The Census Bureau recently released its annual report on poverty in the United States. It was widely reported that the number of people officially defined as poor rose 1.7 million, raising the poverty rate from 11.7 percent of the population to 12.1 percent. None of the stories I read called attention to another Census report released the same day calling into serious question the way we now measure poverty.
Even many economists probably don’t know the “official” measure of poverty was developed in the 1960s as a sort of “back of the envelope” exercise. The woman who came up with it certainly never meant for it to be taken as a definitive measure. Nevertheless, it has survived to the present day, increased only by the rise in the Consumer Price Index each year.
Liberals have long criticized this method, saying (rightly) that the official poverty measure bears no relation to any meaningful concept of true poverty. The problem is that all their suggested “improvements” would have the effect of substantially raising the poverty rate. One of their goals, of course, is to justify increased welfare spending and bigger government.
Unfortunately, the whole notion of poverty is extremely subjective. The original definition was based on food consumption, which then took about a third of a low-income family’s budget. Now it’s about 20 percent, but in the meantime many new needs have emerged that one can reasonably argue have become necessities of life.

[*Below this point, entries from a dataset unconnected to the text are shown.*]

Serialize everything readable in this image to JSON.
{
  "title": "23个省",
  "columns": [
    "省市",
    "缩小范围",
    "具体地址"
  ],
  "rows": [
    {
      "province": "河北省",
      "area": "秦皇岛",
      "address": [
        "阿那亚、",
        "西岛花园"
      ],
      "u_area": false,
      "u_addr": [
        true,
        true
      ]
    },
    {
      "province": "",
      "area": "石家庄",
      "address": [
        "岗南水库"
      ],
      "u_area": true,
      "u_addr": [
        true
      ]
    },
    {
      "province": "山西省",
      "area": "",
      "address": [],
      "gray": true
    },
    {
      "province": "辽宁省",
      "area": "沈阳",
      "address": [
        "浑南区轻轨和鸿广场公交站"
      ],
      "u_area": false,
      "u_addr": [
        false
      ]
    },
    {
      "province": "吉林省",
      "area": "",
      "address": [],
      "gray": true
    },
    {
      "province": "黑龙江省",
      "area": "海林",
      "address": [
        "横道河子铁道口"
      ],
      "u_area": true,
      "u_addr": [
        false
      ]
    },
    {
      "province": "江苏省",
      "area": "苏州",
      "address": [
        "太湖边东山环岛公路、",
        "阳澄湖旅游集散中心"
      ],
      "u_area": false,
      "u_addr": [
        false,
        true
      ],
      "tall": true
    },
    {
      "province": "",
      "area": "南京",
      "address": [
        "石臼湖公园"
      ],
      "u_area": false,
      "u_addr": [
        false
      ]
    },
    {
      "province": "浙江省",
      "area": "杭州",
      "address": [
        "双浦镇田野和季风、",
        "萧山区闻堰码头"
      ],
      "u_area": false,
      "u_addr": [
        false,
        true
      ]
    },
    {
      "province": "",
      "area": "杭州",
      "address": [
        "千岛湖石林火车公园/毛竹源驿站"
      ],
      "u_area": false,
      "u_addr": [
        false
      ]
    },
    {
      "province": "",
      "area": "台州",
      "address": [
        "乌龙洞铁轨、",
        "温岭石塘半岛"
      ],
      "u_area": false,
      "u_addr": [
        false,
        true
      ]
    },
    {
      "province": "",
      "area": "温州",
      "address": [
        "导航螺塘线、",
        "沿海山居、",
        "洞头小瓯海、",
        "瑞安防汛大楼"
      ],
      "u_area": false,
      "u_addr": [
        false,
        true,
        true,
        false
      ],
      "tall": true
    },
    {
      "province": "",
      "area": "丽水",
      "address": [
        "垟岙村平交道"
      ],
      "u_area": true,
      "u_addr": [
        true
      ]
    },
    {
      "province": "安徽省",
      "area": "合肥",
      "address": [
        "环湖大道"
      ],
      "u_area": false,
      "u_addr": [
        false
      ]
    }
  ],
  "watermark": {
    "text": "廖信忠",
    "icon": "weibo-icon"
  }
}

Two hundred years ago, Adam Smith recognized that our concept of adequate living standards will change over time. Today’s luxuries become tomorrow’s necessaries. “By necessaries,” he said, “I understand, not only the commodities which are indispensably necessary for the support of life, but whatever the custom of the country renders it indecent for creditable people, even of the lowest order, to be without.”
Smith noted that a linen shirt would be considered necessary in his time even though the ancient Greeks and Romans got along fine without linen at all. So too, many items that did not exist even in the recent past are often considered necessary for life today, even by the poor.
In a supplementary report that got no press attention, the Census Bureau looked at some of these new necessities and their ownership by the poor. It turns out many poor people today own appliances that were considered luxuries when I grew up, and some that would still be considered luxuries today. For example, 91 percent of those in the lowest 10 percent of households — all officially poor — own color TVs, 74 percent own microwave ovens, 55 percent own VCRs, 47 percent own clothes dryers, 42 percent own stereos, 23 percent own dishwashers, 21 percent own computers and 19 percent own garbage disposals.
When I grew up in the 1950s, only the wealthy owned color TVs, clothes dryers, stereos, dishwashers and disposals. These were all considered luxuries. We got by with black-and-white TVs, hanging our wet clothes on a line to dry, washing dishes by hand and throwing our potato peels in a pail instead of down the drain. So did most other middle-class families. Not even the wealthiest people owned microwave ovens, VCRs or computers.
Some economists have suggested that using consumption, rather than income, as the measure of poverty gives a better idea of the true economic condition of the poor. They note than many of those officially classified as poor based on income actually live quite well. For example, many are elderly who own their homes free and clear. Others may just be poor temporarily and can draw down saving to tide them over. An analysis by economist Daniel Slesnick found the official poverty rate of 13.8 percent in 1995 would actually have been 9.5 percent if based on consumption rather than income.
The Census Bureau itself acknowledges serious limitations to its calculations. One problem is that it is required by law to use a measure of inflation known to overstate price increases. Using a corrected inflation measure would have lowered the poverty rate from 12.1 percent to 10.8 percent last year. The inclusion of income that is not now counted, such as noncash income transfers like food stamps, would lower the rate to just 7 percent.
Finally, it is worth noting that few of the poor remain poor for very long. According to the Census Bureau, more than half of all those classified as poor between 1996 and 1999 were so for less than four consecutive months. Eighty percent were poor for less than a year. This sort of income mobility means our measures of income inequality also are overstated, according to a new Federal Reserve Bank of San Francisco study.
Bruce Bartlett is senior fellow with the National Center for Policy Analysis and a nationally syndicated columnist.